Anfrage der FDP-Fraktion:
- Wie beurteilt der Kreisausschuss das heute ergangene EuGH-Urteil, wonach eine Tarifbindung durch Einhaltung örtlicher Tarifverträge bei öffentlichen Aufträgen (Tariftreuegesetz) unzulässig ist?
Mit seinem Urteil vom
03.04.2008 stellt der EuGH laut der Pressemitteilung Nr. 20/08 vom gleichen
Tage im Ergebnis fest: „Ein Lohnsatz, der in einem nicht für allgemein
verbindlich erklärten Tarifvertrag in einem Mitgliedsstaat, in dem es ein
entsprechendes System gibt, festgelegt worden ist, darf Erbringern
staatenübergreifender Dienstleistungen, die Arbeitnehmer in das Hoheitsgebiet
dieses Mitgliedsstaates entsenden, nicht durch eine auf die Vergabe
öffentlicher Aufträge anwendbare gesetzliche Maßnahme vorgeschrieben werden.“
Damit zielt der EuGH letztlich
darauf ab, dass hinsichtlich der Löhne bei der staatenübergreifenden Erbringung
von Leistungen nur solche Bedingungen zu garantieren sind, die durch
allgemeinverbindliche Tarifverträge festgelegt sind. Allgemeinverbindliche
Tarifverträge liegen vor, wenn sich die Bindungswirkung auf alle in den
geografischen Bereich des Tarifvertrags fallende Leistungen erstreckt. Sofern,
wie bei dem der Beurteilung des EuGH zugrunde liegenden Landesvergabegesetzes
des Landes Niedersachsen, eine Bindung nur für öffentliche Auftraggeber, nicht
aber im Bereich der privaten Auftraggeber besteht, ist diese
Allgemeinverbindlichkeit zu verneinen.
Obwohl also mit dem
niedersächsischen Landesvergabegesetz – wie im Übrigen auch mit dem Hessischen
Gesetz über die Vergabe öffentlicher Aufträge (Hessisches Vergabegesetz – HVgG)
vom 17.12.2007 - der Maßgabe des § 97 (4) GWB („Aufträge werden an fachkundige,
leistungsfähige und zuverlässige Unternehmen vergeben; andere oder
weitergehende Anforderungen dürfen an Auftragnehmer nur gestellt werden, wenn
dies durch Bundes- oder Landesgesetz vorgesehen ist.“) Rechnung getragen wurde,
erkennt der EuGH durch die in diesen Gesetzen festgeschriebene Bindung an die
am Ort der Erbringung der Leistung geltenden Tarifverträge eine Einschränkung
des freien Dienstleistungsverkehrs.
Der Kreisausschuss hat
insoweit das Urteil des EuGH zur Kenntnis zu nehmen.

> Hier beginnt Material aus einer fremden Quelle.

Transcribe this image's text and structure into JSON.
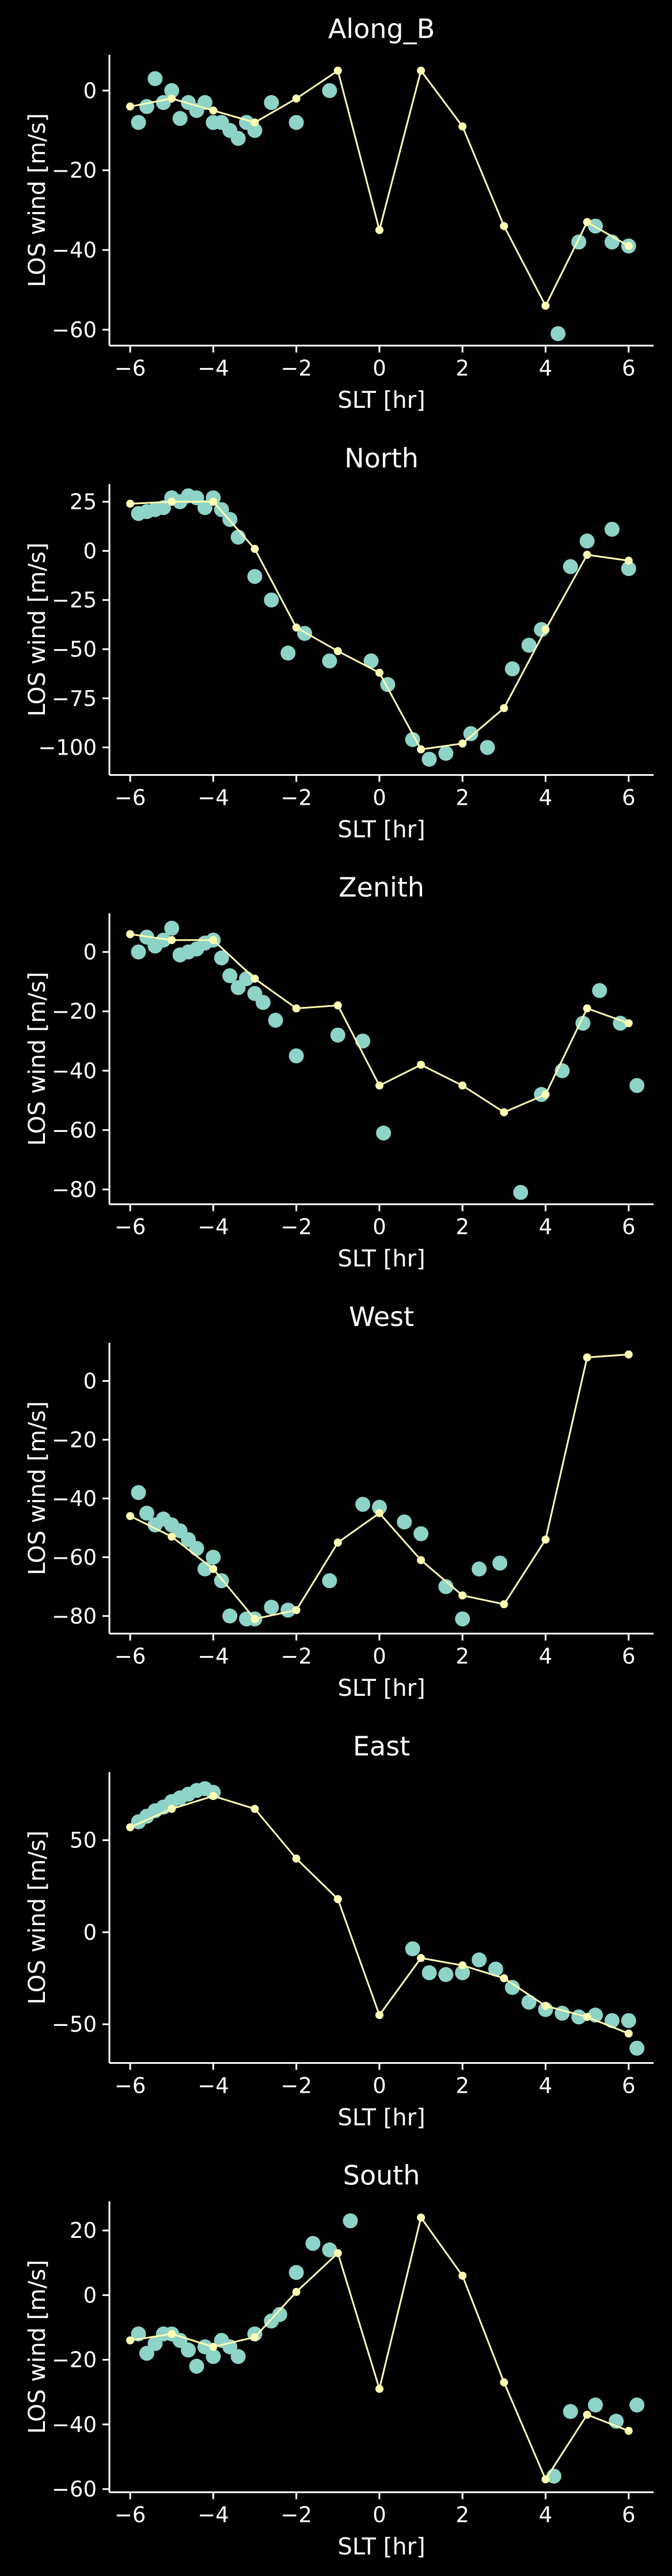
{
  "chart_data": [
    {
      "type": "scatter",
      "title": "Along_B",
      "xlabel": "SLT [hr]",
      "ylabel": "LOS wind [m/s]",
      "xlim": [
        -6.5,
        6.6
      ],
      "ylim": [
        -64,
        9
      ],
      "xticks": [
        -6,
        -4,
        -2,
        0,
        2,
        4,
        6
      ],
      "yticks": [
        -60,
        -40,
        -20,
        0
      ],
      "colors": {
        "scatter": "#8dd3c7",
        "line": "#ffffb3"
      },
      "scatter": {
        "x": [
          -5.8,
          -5.6,
          -5.4,
          -5.2,
          -5.0,
          -4.8,
          -4.6,
          -4.4,
          -4.2,
          -4.0,
          -3.8,
          -3.6,
          -3.4,
          -3.2,
          -3.0,
          -2.6,
          -2.0,
          -1.2,
          4.3,
          4.8,
          5.2,
          5.6,
          6.0
        ],
        "y": [
          -8,
          -4,
          3,
          -3,
          0,
          -7,
          -3,
          -5,
          -3,
          -8,
          -8,
          -10,
          -12,
          -8,
          -10,
          -3,
          -8,
          0,
          -61,
          -38,
          -34,
          -38,
          -39
        ]
      },
      "line": {
        "x": [
          -6,
          -5,
          -4,
          -3,
          -2,
          -1,
          0,
          1,
          2,
          3,
          4,
          5,
          6
        ],
        "y": [
          -4,
          -2,
          -5,
          -8,
          -2,
          5,
          -35,
          5,
          -9,
          -34,
          -54,
          -33,
          -39
        ]
      }
    },
    {
      "type": "scatter",
      "title": "North",
      "xlabel": "SLT [hr]",
      "ylabel": "LOS wind [m/s]",
      "xlim": [
        -6.5,
        6.6
      ],
      "ylim": [
        -114,
        34
      ],
      "xticks": [
        -6,
        -4,
        -2,
        0,
        2,
        4,
        6
      ],
      "yticks": [
        -100,
        -75,
        -50,
        -25,
        0,
        25
      ],
      "colors": {
        "scatter": "#8dd3c7",
        "line": "#ffffb3"
      },
      "scatter": {
        "x": [
          -5.8,
          -5.6,
          -5.4,
          -5.2,
          -5.0,
          -4.8,
          -4.6,
          -4.4,
          -4.2,
          -4.0,
          -3.8,
          -3.6,
          -3.4,
          -3.0,
          -2.6,
          -2.2,
          -1.8,
          -1.2,
          -0.2,
          0.2,
          0.8,
          1.2,
          1.6,
          2.2,
          2.6,
          3.2,
          3.6,
          3.9,
          4.6,
          5.0,
          5.6,
          6.0
        ],
        "y": [
          19,
          20,
          21,
          22,
          27,
          25,
          28,
          27,
          22,
          27,
          21,
          16,
          7,
          -13,
          -25,
          -52,
          -42,
          -56,
          -56,
          -68,
          -96,
          -106,
          -103,
          -93,
          -100,
          -60,
          -48,
          -40,
          -8,
          5,
          11,
          -9
        ]
      },
      "line": {
        "x": [
          -6,
          -5,
          -4,
          -3,
          -2,
          -1,
          0,
          1,
          2,
          3,
          4,
          5,
          6
        ],
        "y": [
          24,
          25,
          25,
          1,
          -39,
          -51,
          -62,
          -101,
          -98,
          -80,
          -40,
          -2,
          -5
        ]
      }
    },
    {
      "type": "scatter",
      "title": "Zenith",
      "xlabel": "SLT [hr]",
      "ylabel": "LOS wind [m/s]",
      "xlim": [
        -6.5,
        6.6
      ],
      "ylim": [
        -85,
        13
      ],
      "xticks": [
        -6,
        -4,
        -2,
        0,
        2,
        4,
        6
      ],
      "yticks": [
        -80,
        -60,
        -40,
        -20,
        0
      ],
      "colors": {
        "scatter": "#8dd3c7",
        "line": "#ffffb3"
      },
      "scatter": {
        "x": [
          -5.8,
          -5.6,
          -5.4,
          -5.2,
          -5.0,
          -4.8,
          -4.6,
          -4.4,
          -4.2,
          -4.0,
          -3.8,
          -3.6,
          -3.4,
          -3.2,
          -3.0,
          -2.8,
          -2.5,
          -2.0,
          -1.0,
          -0.4,
          0.1,
          3.4,
          3.9,
          4.4,
          4.9,
          5.3,
          5.8,
          6.2
        ],
        "y": [
          0,
          5,
          2,
          4,
          8,
          -1,
          0,
          1,
          3,
          4,
          -2,
          -8,
          -12,
          -9,
          -14,
          -17,
          -23,
          -35,
          -28,
          -30,
          -61,
          -81,
          -48,
          -40,
          -24,
          -13,
          -24,
          -45
        ]
      },
      "line": {
        "x": [
          -6,
          -5,
          -4,
          -3,
          -2,
          -1,
          0,
          1,
          2,
          3,
          4,
          5,
          6
        ],
        "y": [
          6,
          4,
          4,
          -9,
          -19,
          -18,
          -45,
          -38,
          -45,
          -54,
          -48,
          -19,
          -24
        ]
      }
    },
    {
      "type": "scatter",
      "title": "West",
      "xlabel": "SLT [hr]",
      "ylabel": "LOS wind [m/s]",
      "xlim": [
        -6.5,
        6.6
      ],
      "ylim": [
        -86,
        13
      ],
      "xticks": [
        -6,
        -4,
        -2,
        0,
        2,
        4,
        6
      ],
      "yticks": [
        -80,
        -60,
        -40,
        -20,
        0
      ],
      "colors": {
        "scatter": "#8dd3c7",
        "line": "#ffffb3"
      },
      "scatter": {
        "x": [
          -5.8,
          -5.6,
          -5.4,
          -5.2,
          -5.0,
          -4.8,
          -4.6,
          -4.4,
          -4.2,
          -4.0,
          -3.8,
          -3.6,
          -3.2,
          -3.0,
          -2.6,
          -2.2,
          -1.2,
          -0.4,
          0.0,
          0.6,
          1.0,
          1.6,
          2.0,
          2.4,
          2.9
        ],
        "y": [
          -38,
          -45,
          -49,
          -47,
          -49,
          -51,
          -54,
          -57,
          -64,
          -60,
          -68,
          -80,
          -81,
          -81,
          -77,
          -78,
          -68,
          -42,
          -43,
          -48,
          -52,
          -70,
          -81,
          -64,
          -62
        ]
      },
      "line": {
        "x": [
          -6,
          -5,
          -4,
          -3,
          -2,
          -1,
          0,
          1,
          2,
          3,
          4,
          5,
          6
        ],
        "y": [
          -46,
          -53,
          -64,
          -81,
          -78,
          -55,
          -45,
          -61,
          -73,
          -76,
          -54,
          8,
          9
        ]
      }
    },
    {
      "type": "scatter",
      "title": "East",
      "xlabel": "SLT [hr]",
      "ylabel": "LOS wind [m/s]",
      "xlim": [
        -6.5,
        6.6
      ],
      "ylim": [
        -71,
        87
      ],
      "xticks": [
        -6,
        -4,
        -2,
        0,
        2,
        4,
        6
      ],
      "yticks": [
        -50,
        0,
        50
      ],
      "colors": {
        "scatter": "#8dd3c7",
        "line": "#ffffb3"
      },
      "scatter": {
        "x": [
          -5.8,
          -5.6,
          -5.4,
          -5.2,
          -5.0,
          -4.8,
          -4.6,
          -4.4,
          -4.2,
          -4.0,
          0.8,
          1.2,
          1.6,
          2.0,
          2.4,
          2.8,
          3.2,
          3.6,
          4.0,
          4.4,
          4.8,
          5.2,
          5.6,
          6.0,
          6.2
        ],
        "y": [
          60,
          63,
          66,
          68,
          71,
          73,
          75,
          77,
          78,
          76,
          -9,
          -22,
          -23,
          -22,
          -15,
          -20,
          -30,
          -38,
          -42,
          -44,
          -46,
          -45,
          -48,
          -48,
          -63
        ]
      },
      "line": {
        "x": [
          -6,
          -5,
          -4,
          -3,
          -2,
          -1,
          0,
          1,
          2,
          3,
          4,
          5,
          6
        ],
        "y": [
          57,
          67,
          74,
          67,
          40,
          18,
          -45,
          -14,
          -18,
          -25,
          -40,
          -46,
          -55
        ]
      }
    },
    {
      "type": "scatter",
      "title": "South",
      "xlabel": "SLT [hr]",
      "ylabel": "LOS wind [m/s]",
      "xlim": [
        -6.5,
        6.6
      ],
      "ylim": [
        -61,
        29
      ],
      "xticks": [
        -6,
        -4,
        -2,
        0,
        2,
        4,
        6
      ],
      "yticks": [
        -60,
        -40,
        -20,
        0,
        20
      ],
      "colors": {
        "scatter": "#8dd3c7",
        "line": "#ffffb3"
      },
      "scatter": {
        "x": [
          -5.8,
          -5.6,
          -5.4,
          -5.2,
          -5.0,
          -4.8,
          -4.6,
          -4.4,
          -4.2,
          -4.0,
          -3.8,
          -3.6,
          -3.4,
          -3.0,
          -2.6,
          -2.4,
          -2.0,
          -1.6,
          -1.2,
          -0.7,
          4.2,
          4.6,
          5.2,
          5.7,
          6.2
        ],
        "y": [
          -12,
          -18,
          -15,
          -12,
          -12,
          -14,
          -17,
          -22,
          -16,
          -19,
          -14,
          -16,
          -19,
          -12,
          -8,
          -6,
          7,
          16,
          14,
          23,
          -56,
          -36,
          -34,
          -39,
          -34
        ]
      },
      "line": {
        "x": [
          -6,
          -5,
          -4,
          -3,
          -2,
          -1,
          0,
          1,
          2,
          3,
          4,
          5,
          6
        ],
        "y": [
          -14,
          -12,
          -16,
          -13,
          1,
          13,
          -29,
          24,
          6,
          -27,
          -57,
          -37,
          -42
        ]
      }
    }
  ]
}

Es wird abzuwarten sein,
inwieweit der Gesetzgeber das HVgG einer Anpassung an die Maßgaben des EuGH zuführt.
Eine Anwendung des HVgG ist
derzeit ohnehin nicht möglich, weil es an einer Bekanntmachung der für das
öffentliche Auftragswesen und das Tarifvertragsrecht zuständigen Ministerien
des Landes Hessen entsprechend HVgG § 2 (2) fehlt. Die nach dem HVgG
anzuwendenden Tarifentgelte wurden noch nicht im Staatsanzeiger für das Land
Hessen veröffentlicht.
- Inwieweit sind aktuelle Ausschreibungen rsp. Vergaben des Kreises hiervon betroffen und ggf. beklagbar?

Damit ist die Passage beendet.